Hamma Salama, membre du secrétariat national du Front Polisario et président du Conseil national sahraoui, a exprimé sa préoccupation face à la position récente de la France concernant le Sahara Occidental. Il a déclaré que cette position représentait une « grave dérive », indiquant que cela contrastait avec le rôle traditionnel de la France au Conseil de sécurité des Nations unies. En tant que membre des Amis du Sahara Occidental au sein du Conseil, la France est censée respecter les résolutions et la Charte des Nations unies, ainsi que travailler à une solution équitable pour le Sahara Occidental, un territoire en attente de décolonisation depuis 1963.
M. Salama a ajouté que cette dérive française « torpille les efforts de l’envoyé personnel du Secrétaire général des Nations unies au Sahara Occidental, Staffan de Mistura, et menace la paix et la sécurité internationales ». Selon le même responsable, cette position intervient « alors que s’accentuent les souffrances du peuple sahraoui en lutte depuis plus de 50 ans pour son droit à l’autodétermination et à l’indépendance, pourtant garanti par la légalité internationale ». Cela étant, cette décision n’entame en rien la volonté du peuple sahraoui, « qui reste déterminé à arracher son droit par la lutte armée, l’unité nationale et la résistance ».

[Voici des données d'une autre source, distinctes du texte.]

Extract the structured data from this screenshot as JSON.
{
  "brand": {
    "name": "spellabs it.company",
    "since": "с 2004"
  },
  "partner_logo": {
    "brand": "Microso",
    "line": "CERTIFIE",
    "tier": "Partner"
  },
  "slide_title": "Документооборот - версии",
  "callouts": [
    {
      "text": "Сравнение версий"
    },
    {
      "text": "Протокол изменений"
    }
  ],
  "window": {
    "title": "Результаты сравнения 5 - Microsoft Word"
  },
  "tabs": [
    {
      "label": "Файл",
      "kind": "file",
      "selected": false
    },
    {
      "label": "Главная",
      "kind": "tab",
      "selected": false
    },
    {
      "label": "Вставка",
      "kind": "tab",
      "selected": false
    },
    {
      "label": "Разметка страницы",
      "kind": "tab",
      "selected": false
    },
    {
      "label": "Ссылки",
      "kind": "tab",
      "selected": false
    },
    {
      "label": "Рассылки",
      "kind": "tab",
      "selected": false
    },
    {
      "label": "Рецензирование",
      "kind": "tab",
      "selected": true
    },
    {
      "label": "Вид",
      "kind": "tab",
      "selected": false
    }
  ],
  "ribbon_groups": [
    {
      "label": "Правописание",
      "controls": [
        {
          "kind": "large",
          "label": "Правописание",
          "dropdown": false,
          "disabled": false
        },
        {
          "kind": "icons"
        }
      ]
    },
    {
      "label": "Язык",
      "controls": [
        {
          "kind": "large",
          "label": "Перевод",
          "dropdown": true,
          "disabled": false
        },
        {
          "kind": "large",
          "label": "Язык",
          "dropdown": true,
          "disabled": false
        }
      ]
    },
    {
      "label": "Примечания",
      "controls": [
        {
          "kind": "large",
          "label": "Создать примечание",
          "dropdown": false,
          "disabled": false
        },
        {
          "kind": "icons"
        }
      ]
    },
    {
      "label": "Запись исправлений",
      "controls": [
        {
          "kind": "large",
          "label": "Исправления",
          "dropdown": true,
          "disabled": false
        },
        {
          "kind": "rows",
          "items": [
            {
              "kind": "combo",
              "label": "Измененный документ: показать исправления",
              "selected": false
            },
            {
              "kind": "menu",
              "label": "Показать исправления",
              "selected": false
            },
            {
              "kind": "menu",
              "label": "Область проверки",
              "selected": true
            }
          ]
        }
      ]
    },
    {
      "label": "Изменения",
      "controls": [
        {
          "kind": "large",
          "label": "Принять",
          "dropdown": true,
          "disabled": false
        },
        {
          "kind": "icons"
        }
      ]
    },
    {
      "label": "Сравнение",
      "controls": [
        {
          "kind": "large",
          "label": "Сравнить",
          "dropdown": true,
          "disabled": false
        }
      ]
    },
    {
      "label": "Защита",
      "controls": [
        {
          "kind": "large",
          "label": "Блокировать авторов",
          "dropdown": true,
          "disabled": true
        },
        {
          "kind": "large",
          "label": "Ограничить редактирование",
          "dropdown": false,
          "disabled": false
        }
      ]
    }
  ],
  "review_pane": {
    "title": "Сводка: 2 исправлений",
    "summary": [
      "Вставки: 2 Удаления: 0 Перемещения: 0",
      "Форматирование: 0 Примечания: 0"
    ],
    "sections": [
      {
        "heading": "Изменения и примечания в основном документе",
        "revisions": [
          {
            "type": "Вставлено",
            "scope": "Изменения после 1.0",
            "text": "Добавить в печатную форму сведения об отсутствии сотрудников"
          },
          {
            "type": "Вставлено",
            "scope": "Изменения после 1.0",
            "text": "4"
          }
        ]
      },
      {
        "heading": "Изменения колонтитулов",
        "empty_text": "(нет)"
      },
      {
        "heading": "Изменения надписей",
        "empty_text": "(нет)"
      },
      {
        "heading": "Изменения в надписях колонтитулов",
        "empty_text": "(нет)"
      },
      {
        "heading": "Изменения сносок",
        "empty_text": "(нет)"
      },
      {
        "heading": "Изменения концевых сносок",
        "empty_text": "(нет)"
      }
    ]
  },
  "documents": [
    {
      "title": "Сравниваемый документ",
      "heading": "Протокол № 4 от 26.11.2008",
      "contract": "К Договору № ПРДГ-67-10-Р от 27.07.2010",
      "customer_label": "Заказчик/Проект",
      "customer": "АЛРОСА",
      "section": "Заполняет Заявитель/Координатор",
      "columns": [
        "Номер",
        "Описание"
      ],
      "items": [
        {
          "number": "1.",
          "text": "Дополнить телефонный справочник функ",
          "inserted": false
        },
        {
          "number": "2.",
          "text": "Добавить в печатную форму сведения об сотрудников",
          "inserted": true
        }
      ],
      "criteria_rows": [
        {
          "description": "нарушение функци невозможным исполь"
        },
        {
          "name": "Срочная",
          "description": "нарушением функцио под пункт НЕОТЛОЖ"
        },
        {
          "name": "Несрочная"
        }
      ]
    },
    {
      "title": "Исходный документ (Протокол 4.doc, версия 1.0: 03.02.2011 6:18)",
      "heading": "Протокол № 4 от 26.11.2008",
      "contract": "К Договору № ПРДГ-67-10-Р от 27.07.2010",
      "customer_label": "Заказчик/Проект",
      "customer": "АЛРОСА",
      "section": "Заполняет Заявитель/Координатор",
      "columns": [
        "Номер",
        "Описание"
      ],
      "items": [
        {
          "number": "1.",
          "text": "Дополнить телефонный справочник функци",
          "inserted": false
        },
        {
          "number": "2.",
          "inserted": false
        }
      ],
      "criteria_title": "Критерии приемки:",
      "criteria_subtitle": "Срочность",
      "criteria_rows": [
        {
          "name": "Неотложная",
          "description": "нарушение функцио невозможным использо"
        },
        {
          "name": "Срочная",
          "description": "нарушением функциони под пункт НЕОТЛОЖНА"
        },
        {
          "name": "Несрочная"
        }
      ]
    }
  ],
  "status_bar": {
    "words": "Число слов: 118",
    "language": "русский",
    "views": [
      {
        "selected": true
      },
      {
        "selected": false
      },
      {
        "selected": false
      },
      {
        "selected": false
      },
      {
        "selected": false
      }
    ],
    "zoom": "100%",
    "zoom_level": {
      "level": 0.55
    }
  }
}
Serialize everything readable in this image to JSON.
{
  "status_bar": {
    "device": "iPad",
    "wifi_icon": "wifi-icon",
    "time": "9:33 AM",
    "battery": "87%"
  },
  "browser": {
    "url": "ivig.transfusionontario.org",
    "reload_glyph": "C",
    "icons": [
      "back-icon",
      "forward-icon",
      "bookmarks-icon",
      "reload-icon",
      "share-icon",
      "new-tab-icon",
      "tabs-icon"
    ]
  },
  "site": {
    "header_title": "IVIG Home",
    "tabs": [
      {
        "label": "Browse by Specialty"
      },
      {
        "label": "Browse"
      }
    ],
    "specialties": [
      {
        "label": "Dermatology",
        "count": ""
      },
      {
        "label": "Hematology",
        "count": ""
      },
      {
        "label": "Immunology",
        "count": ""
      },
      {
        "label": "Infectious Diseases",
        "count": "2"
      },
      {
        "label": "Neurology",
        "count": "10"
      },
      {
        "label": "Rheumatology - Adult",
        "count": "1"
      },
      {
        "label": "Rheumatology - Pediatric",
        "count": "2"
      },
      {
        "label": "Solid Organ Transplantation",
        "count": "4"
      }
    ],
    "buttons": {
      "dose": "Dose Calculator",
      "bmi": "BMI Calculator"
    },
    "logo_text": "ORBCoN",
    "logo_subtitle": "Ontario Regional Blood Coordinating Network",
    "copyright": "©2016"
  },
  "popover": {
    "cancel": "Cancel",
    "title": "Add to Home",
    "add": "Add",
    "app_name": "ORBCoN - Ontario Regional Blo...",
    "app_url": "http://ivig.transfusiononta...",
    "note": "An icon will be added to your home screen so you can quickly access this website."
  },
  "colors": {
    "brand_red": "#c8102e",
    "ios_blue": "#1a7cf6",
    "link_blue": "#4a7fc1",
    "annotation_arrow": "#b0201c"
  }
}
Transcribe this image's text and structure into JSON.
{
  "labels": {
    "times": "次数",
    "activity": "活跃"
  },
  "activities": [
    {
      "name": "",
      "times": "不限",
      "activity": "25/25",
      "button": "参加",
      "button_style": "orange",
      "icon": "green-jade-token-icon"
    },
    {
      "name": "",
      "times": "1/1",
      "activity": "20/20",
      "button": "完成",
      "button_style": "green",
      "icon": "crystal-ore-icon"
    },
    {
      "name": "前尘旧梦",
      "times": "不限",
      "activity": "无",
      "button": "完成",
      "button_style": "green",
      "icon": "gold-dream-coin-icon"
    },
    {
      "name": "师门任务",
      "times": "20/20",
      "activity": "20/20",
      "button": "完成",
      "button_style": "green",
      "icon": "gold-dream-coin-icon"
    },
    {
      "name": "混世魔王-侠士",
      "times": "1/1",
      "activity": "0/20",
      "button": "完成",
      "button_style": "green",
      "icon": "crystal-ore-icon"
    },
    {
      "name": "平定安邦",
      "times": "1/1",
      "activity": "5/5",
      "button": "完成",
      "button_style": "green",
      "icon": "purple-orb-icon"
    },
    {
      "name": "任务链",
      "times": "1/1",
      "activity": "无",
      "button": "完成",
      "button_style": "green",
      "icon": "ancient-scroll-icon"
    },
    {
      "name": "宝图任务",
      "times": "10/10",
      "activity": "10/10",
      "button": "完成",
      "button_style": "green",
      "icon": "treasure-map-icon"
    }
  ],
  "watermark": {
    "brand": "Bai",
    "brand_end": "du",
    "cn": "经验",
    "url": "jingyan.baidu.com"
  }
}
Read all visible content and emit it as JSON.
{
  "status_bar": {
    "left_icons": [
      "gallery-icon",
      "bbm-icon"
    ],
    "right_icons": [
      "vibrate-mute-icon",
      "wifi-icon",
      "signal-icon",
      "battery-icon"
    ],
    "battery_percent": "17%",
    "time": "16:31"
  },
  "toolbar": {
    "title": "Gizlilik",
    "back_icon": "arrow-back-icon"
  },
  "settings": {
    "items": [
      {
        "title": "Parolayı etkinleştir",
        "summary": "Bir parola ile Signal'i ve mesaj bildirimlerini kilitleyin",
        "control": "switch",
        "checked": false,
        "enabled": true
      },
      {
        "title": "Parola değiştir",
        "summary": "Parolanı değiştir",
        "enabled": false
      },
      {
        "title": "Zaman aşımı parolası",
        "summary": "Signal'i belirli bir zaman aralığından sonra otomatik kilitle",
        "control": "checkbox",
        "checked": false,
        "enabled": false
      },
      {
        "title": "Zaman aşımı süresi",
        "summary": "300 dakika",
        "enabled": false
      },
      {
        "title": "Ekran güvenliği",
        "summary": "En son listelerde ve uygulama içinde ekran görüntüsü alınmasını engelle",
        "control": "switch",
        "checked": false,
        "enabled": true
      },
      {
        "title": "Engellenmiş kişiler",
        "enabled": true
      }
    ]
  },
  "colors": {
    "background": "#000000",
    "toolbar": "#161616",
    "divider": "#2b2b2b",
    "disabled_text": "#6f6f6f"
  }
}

De son côté, Bachir Mustapha Sayed, membre du bureau permanent du secrétariat national du Front Polisario et ministre conseiller auprès de la présidence de la République arabe sahraouie démocratique (RASD), a jugé que cette position hostile envers le peuple sahraoui « viole les principes du droit international et approuve l’occupation marocaine des territoires du Sahara Occidental ».
Selon lui, cette décision marque « la fin du mirage du dialogue et des négociations avec la partie marocaine » et appelle « le resserrement du rang sahraoui et la poursuite de la lutte jusqu’au recouvrement, par le peuple sahraoui, de son droit inaliénable à l’autodétermination et à l’indépendance ».
Oubi Bouchraya Bachir, représentant du Front Polisario en Suisse et auprès de l’ONU et des organisations internationales à Genève, a également exprimé ses regrets face à cette position préoccupante du gouvernement français. Il a toutefois souligné que cette prise de position n’affectera ni le statut juridique du territoire ni le droit du peuple sahraoui à l’autodétermination et à l’indépendance.